Women should be able to receive advance supplies of the "morning-after pill", according to charities and the Royal College of Nursing (RCN).

The Family Planning Association (FPA) is calling for prescribing rules to be changed so that people can stockpile emergency contraception pills in their bathroom cabinet.

Women can now buy the morning-after pill over the counter at pharmacies but strict rules to chemists mean that they must ask customers whether they have had unprotected sex within the past 72 hours before they hand over the drug.

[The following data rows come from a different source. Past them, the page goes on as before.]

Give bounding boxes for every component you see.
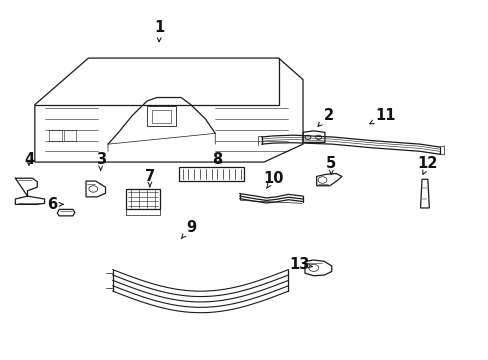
Text: 4: 4 [24,152,34,167]
Text: 8: 8 [212,152,223,167]
Text: 7: 7 [144,169,155,187]
Text: 10: 10 [263,171,284,189]
Text: 1: 1 [154,20,164,42]
Text: 2: 2 [317,108,333,126]
Text: 12: 12 [417,156,437,174]
Text: 9: 9 [181,220,196,239]
Text: 13: 13 [288,257,312,272]
Text: 5: 5 [325,156,336,174]
Text: 6: 6 [47,197,63,212]
Text: 3: 3 [95,152,105,170]
Text: 11: 11 [369,108,395,124]
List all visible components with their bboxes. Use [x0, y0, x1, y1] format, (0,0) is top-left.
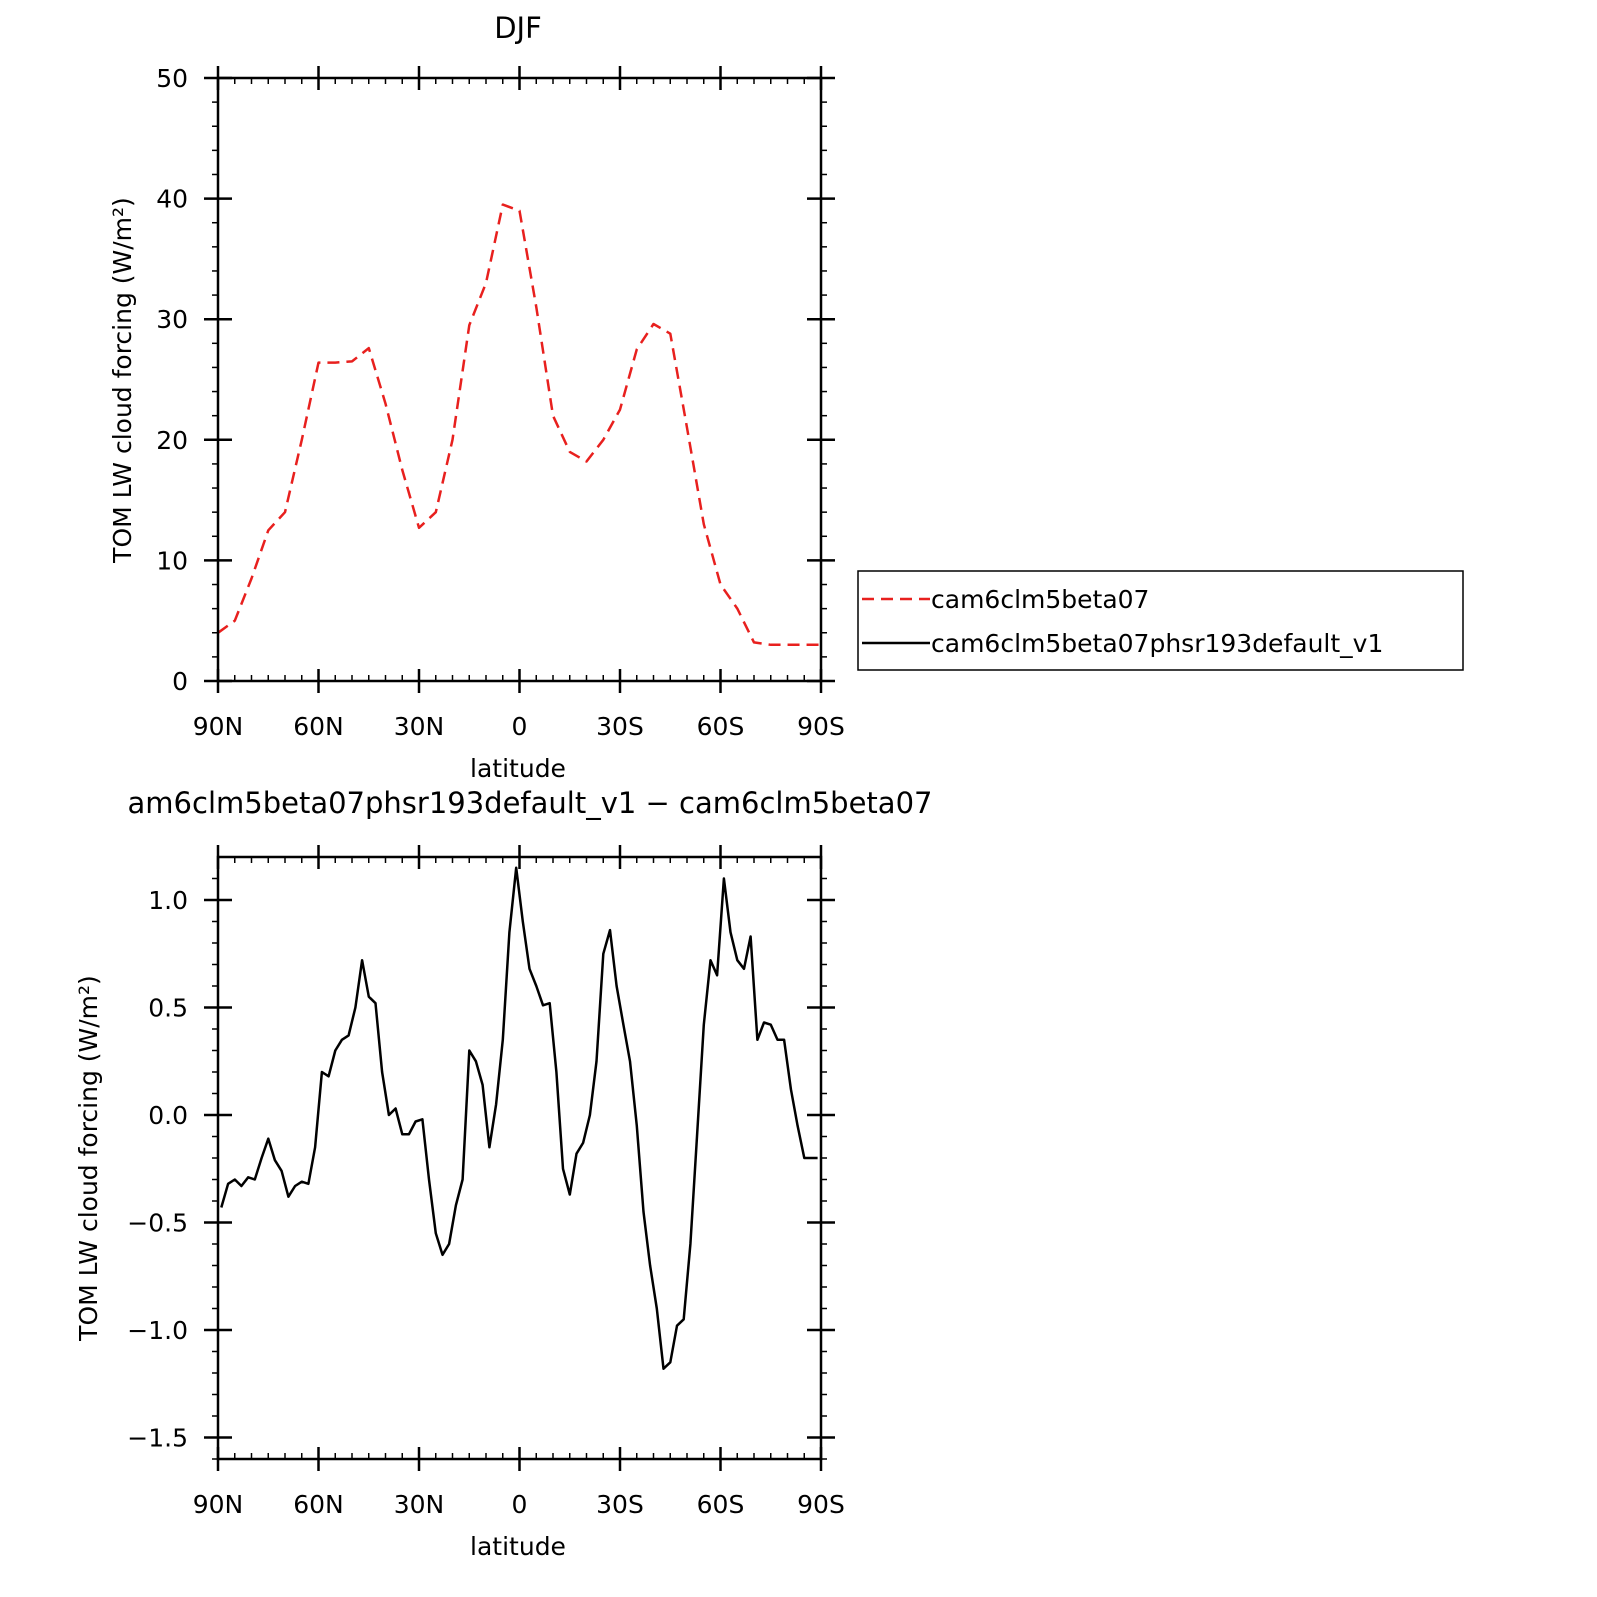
top-major-ticks — [204, 66, 835, 693]
y-tick-label: 30 — [156, 305, 188, 334]
series-line-diff-0 — [220, 866, 818, 1370]
x-tick-label: 60N — [293, 1490, 344, 1519]
x-tick-label: 90N — [193, 1490, 244, 1519]
top-plot-frame — [216, 76, 823, 683]
y-tick-label: 0 — [172, 667, 188, 696]
top-plot-title: DJF — [494, 11, 542, 45]
bottom-x-axis-title: latitude — [470, 1532, 566, 1561]
y-tick-label: 1.0 — [148, 886, 188, 915]
y-tick-label: 20 — [156, 426, 188, 455]
top-series-group — [217, 203, 821, 647]
legend-box — [857, 570, 1464, 671]
top-minor-ticks — [212, 78, 827, 681]
x-tick-label: 30N — [394, 1490, 445, 1519]
x-tick-label: 30S — [596, 1490, 644, 1519]
top-x-axis-title: latitude — [470, 754, 566, 783]
bottom-x-tick-labels: 90N 60N 30N 0 30S 60S 90S — [193, 1490, 845, 1519]
top-panel: DJF 90N 60N 30N 0 30S 60S 90S 0 10 20 30 40 50 lati… — [108, 11, 845, 783]
bottom-plot-frame — [216, 855, 823, 1461]
y-tick-label: 0.0 — [148, 1101, 188, 1130]
y-tick-label: 40 — [156, 185, 188, 214]
y-tick-label: −0.5 — [127, 1209, 188, 1238]
x-tick-label: 90S — [797, 712, 845, 741]
top-y-axis-title: TOM LW cloud forcing (W/m²) — [108, 197, 137, 564]
x-tick-label: 0 — [512, 1490, 528, 1519]
legend: cam6clm5beta07 cam6clm5beta07phsr193defa… — [857, 570, 1464, 671]
bottom-plot-title: am6clm5beta07phsr193default_v1 − cam6clm… — [128, 786, 933, 820]
x-tick-label: 90N — [193, 712, 244, 741]
bottom-series-group — [220, 866, 818, 1370]
x-tick-label: 60S — [697, 1490, 745, 1519]
y-tick-label: −1.5 — [127, 1424, 188, 1453]
bottom-y-axis-title: TOM LW cloud forcing (W/m²) — [74, 975, 103, 1342]
x-tick-label: 60N — [293, 712, 344, 741]
y-tick-label: 10 — [156, 546, 188, 575]
bottom-y-tick-labels: −1.5 −1.0 −0.5 0.0 0.5 1.0 — [127, 886, 188, 1453]
x-tick-label: 60S — [697, 712, 745, 741]
x-tick-label: 90S — [797, 1490, 845, 1519]
top-x-tick-labels: 90N 60N 30N 0 30S 60S 90S — [193, 712, 845, 741]
x-tick-label: 30S — [596, 712, 644, 741]
y-tick-label: −1.0 — [127, 1316, 188, 1345]
y-tick-label: 0.5 — [148, 994, 188, 1023]
bottom-panel: am6clm5beta07phsr193default_v1 − cam6clm… — [74, 786, 932, 1561]
y-tick-label: 50 — [156, 64, 188, 93]
x-tick-label: 30N — [394, 712, 445, 741]
legend-label-cam6clm5beta07: cam6clm5beta07 — [931, 585, 1149, 614]
legend-label-phsr193: cam6clm5beta07phsr193default_v1 — [931, 629, 1383, 658]
series-line-cam6clm5beta07 — [217, 203, 821, 647]
top-y-tick-labels: 0 10 20 30 40 50 — [156, 64, 188, 696]
bottom-major-ticks — [204, 845, 835, 1471]
x-tick-label: 0 — [512, 712, 528, 741]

The FPA, the RCN and the British Pregnancy Advisory Service (BPAS) said the strict rules can make it difficult for women to get the morning-after pill on time. It must be taken within 72 hours of having unprotected sex and is much more effective when taken within the shortest possible time after intercourse. If taken within 12 hours, it is about 98 per cent effective, falling to 60 per cent if it is left until 72 hours after sex.

Anne Weyman, the chief executive of the FPA, said "Women may not always be able to get to a GP, clinic or pharmacist quickly, especially at weekends, so having these pills to hand can offer the best way to prevent an unplanned pregnancy.

"This 'access through the bathroom cabinet' is ideal for women whose method of contraception could fail or who cannot get to a health professional easily.

"Emergency contraception is a cost-effective prevention measure, and wider access for women would help prevent the financial and social consequences of unplanned pregnancy."

The FPA wants to see nurses being able to hand out the morning-after pill in advance to women visiting their GP or health clinic.

The calls have been welcomed by the RCN. Dr Beverly Malone, its general secretary, said: "We would support the idea of advanced provision. This would allow women the option of early use, especially at weekends or in the event of failed contraception."

Contrary to popular opinion, most women who have to deal with an unwanted pregnancy were using some form of contraception. Nearly half of women who have an unwanted pregnancy say that they were using the contraceptive pill at the time but it either failed or they did not take it properly. A further third of unwanted pregnancies happened even though the couples were using a condom.

The Government changed the prescribing rules for the morning-after pill last year from prescription-only to making it available over the counter, in a bid to cut soaring rates of teenage pregnancies.

It has meant that girls and women can buy the pills at chemist counters but there are still problems. A woman told last month how a pharmacist had refused to sell her the emergency contraception because he had strong religious beliefs.

Ann Furedi, the chief executive of the BPAS charity, said: "Unfortunately, the current system for buying emergency contraception creates a blame culture, interfering with women controlling their own fertility, as they have to, in effect, justify why they want to take the pill."

But the calls for yet more relaxed prescribing of emergency contraception pills will infuriate anti-abortion campaigners, who believe that the move encourages promiscuity and unsafe sex.